Adding atherosclerosis imaging quantitative computed tomography (AI QCT) involves breaking down the pixels of the CT image into subpixels and determining the levels of gray within those subpixels. This provides more detailed data that can be used to determine the density, formation, and type of plaque lining the blood vessels. This, in turn, allows us to identify and quantify the type and density of plaque. And it’s the type of plaque that has been found to be correlated with a heart attack. This information provides clinicians insight into how acute and/or how calcified or chronic that plaque is. All this is completely new for the medical community, and our ability to measure and quantify plaque allows for earlier interventions with the avoidance of unnecessary and high-cost procedures.
What populations could be identified earlier, and how could this improve patient care and help avoid unnecessary, high-cost tests?
The ideal situation would be identifying patients at risk for acute myocardial infarction earlier in the process. These are typically patients between the ages of 50 and 65 with signs and symptoms and/or significant risk factors. By scanning those individuals, as I noted earlier, we can measure the type of plaque, identify the overall disease burden, and tailor their treatment to the findings from the CCTA with AI QCT.
Another goal is to supplement or replace the nuclear stress test process for patients who are not in crisis but present at the physician’s office with atypical chest pain or stable chest pain. In these cases, rather than doing a nuclear stress test, a CCTA with AI QCT could identify the type of plaque and the plaque burden, as well as the stenosis, and could provide clinicians with more definitive information. This would allow the physician to personalize their medications and treatments and avoid unnecessary procedures downstream for patients.
How can CCTA with AI QCT help providers with care management?
Based on the clinical findings within the CCTA with AI QCT, the identification of the type and density of plaque helps physicians determine which medications would be most effective for conservative treatment. Also, given the superiority of CCTA with AI QCT over nuclear stress tests for the identification of CAD, the physician can more definitively assess whether they need to perform a coronary catheterization in addition to conservative treatment.

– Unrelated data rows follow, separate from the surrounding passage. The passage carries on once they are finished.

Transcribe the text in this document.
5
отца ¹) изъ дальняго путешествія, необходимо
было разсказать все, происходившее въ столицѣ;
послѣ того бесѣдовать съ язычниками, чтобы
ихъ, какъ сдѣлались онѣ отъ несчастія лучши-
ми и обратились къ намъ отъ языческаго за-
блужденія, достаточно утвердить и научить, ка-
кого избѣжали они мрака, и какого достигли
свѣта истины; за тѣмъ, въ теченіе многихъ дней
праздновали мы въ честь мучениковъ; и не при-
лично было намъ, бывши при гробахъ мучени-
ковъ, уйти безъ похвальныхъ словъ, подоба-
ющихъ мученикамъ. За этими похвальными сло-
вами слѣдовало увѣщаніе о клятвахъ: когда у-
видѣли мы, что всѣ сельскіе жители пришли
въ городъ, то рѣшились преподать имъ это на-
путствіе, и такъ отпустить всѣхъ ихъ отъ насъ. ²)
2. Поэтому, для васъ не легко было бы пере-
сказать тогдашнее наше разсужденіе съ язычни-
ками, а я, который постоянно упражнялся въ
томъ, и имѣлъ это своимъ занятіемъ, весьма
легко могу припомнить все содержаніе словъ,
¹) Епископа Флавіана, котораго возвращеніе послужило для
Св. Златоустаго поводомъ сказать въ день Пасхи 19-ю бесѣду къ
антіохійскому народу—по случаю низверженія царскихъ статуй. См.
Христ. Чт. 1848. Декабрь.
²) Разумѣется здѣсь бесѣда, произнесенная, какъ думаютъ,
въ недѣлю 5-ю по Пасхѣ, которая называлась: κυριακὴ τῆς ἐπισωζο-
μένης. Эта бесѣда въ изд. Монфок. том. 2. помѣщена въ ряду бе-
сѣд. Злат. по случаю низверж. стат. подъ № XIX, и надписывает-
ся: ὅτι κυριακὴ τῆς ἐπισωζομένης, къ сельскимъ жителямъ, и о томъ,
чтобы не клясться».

This approach would allow more personalized patient management as well as avoid unnecessary procedures.
As an example, historically, we used to look at calcium scores to determine whether the plaque within blood vessels has a high density of calcium and extrapolate that to how much disease is present. What we discovered is that those are stable plaques that don’t necessarily need aggressive treatment. Plaques that are high-fatty plaques are unstable and need aggressive medical treatment. By identifying the makeup of the atherosclerotic plaque on the CCTA with AI QCT, we can determine the best intervention and/or the most appropriate medications needed to treat the disease.

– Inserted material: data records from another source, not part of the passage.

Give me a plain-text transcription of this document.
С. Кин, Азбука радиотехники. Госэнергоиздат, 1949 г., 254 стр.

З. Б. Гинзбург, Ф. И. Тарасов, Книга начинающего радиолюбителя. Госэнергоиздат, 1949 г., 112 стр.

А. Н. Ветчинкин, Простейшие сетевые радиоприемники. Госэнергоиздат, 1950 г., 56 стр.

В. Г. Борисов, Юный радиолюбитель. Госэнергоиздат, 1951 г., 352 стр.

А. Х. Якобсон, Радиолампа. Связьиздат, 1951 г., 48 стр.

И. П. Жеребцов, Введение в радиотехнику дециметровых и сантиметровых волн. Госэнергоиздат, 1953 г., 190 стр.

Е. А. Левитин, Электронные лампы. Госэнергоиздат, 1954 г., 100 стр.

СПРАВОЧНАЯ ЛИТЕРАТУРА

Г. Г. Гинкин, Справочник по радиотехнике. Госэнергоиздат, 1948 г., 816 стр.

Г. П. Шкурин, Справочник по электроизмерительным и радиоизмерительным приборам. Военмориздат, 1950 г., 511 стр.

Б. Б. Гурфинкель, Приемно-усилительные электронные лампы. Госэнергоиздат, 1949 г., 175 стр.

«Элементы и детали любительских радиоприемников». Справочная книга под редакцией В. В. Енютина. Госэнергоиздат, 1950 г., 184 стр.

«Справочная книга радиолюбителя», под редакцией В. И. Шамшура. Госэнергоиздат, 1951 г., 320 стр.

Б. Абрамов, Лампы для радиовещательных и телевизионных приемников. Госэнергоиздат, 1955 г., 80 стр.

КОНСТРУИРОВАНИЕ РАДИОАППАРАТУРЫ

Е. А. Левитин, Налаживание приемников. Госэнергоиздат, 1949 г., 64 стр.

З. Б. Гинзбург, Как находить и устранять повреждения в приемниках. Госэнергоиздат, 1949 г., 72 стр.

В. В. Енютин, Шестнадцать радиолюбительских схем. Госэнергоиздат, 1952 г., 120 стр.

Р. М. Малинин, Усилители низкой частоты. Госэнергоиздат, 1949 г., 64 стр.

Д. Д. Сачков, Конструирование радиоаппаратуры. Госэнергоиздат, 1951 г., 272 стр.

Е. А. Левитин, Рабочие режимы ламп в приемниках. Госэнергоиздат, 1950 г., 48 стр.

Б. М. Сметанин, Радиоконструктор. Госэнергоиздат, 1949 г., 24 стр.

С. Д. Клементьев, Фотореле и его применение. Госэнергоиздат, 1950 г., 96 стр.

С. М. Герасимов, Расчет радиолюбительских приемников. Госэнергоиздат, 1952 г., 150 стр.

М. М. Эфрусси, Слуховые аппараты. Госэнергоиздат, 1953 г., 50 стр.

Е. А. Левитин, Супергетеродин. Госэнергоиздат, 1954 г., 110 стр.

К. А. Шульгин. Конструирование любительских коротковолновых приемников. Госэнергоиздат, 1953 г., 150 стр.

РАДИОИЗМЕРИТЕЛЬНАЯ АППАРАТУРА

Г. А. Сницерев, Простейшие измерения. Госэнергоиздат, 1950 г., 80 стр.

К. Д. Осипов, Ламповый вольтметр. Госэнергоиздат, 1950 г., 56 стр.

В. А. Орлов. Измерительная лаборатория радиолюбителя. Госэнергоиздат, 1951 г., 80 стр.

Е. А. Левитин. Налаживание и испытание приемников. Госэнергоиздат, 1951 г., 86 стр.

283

What impact is this expected to have on value-based care initiatives?
If we can identify the patients who would benefit most from CCTA with AI QCT, we can move treatment upstream to the primary care provider. By providing clinical insights that help providers identify the disease, create a more personalized treatment plan, and aggressively treat the disease earlier, we can avoid downstream expenses such as hospitalizations and unnecessary procedures such as coronary catheterizations. By treating atherosclerosis conservatively through aggressive medication management, we can also help decrease the incidence of heart attack by roughly 40%, which also lowers the incidence of congestive heart failure due to heart attack.
These are significant cost drivers for value-based care providers. By leveraging CCTA with AI QCT, primary care physicians will have the opportunity to manage patients conservatively and avoid or altogether eliminate the referral to cardiology.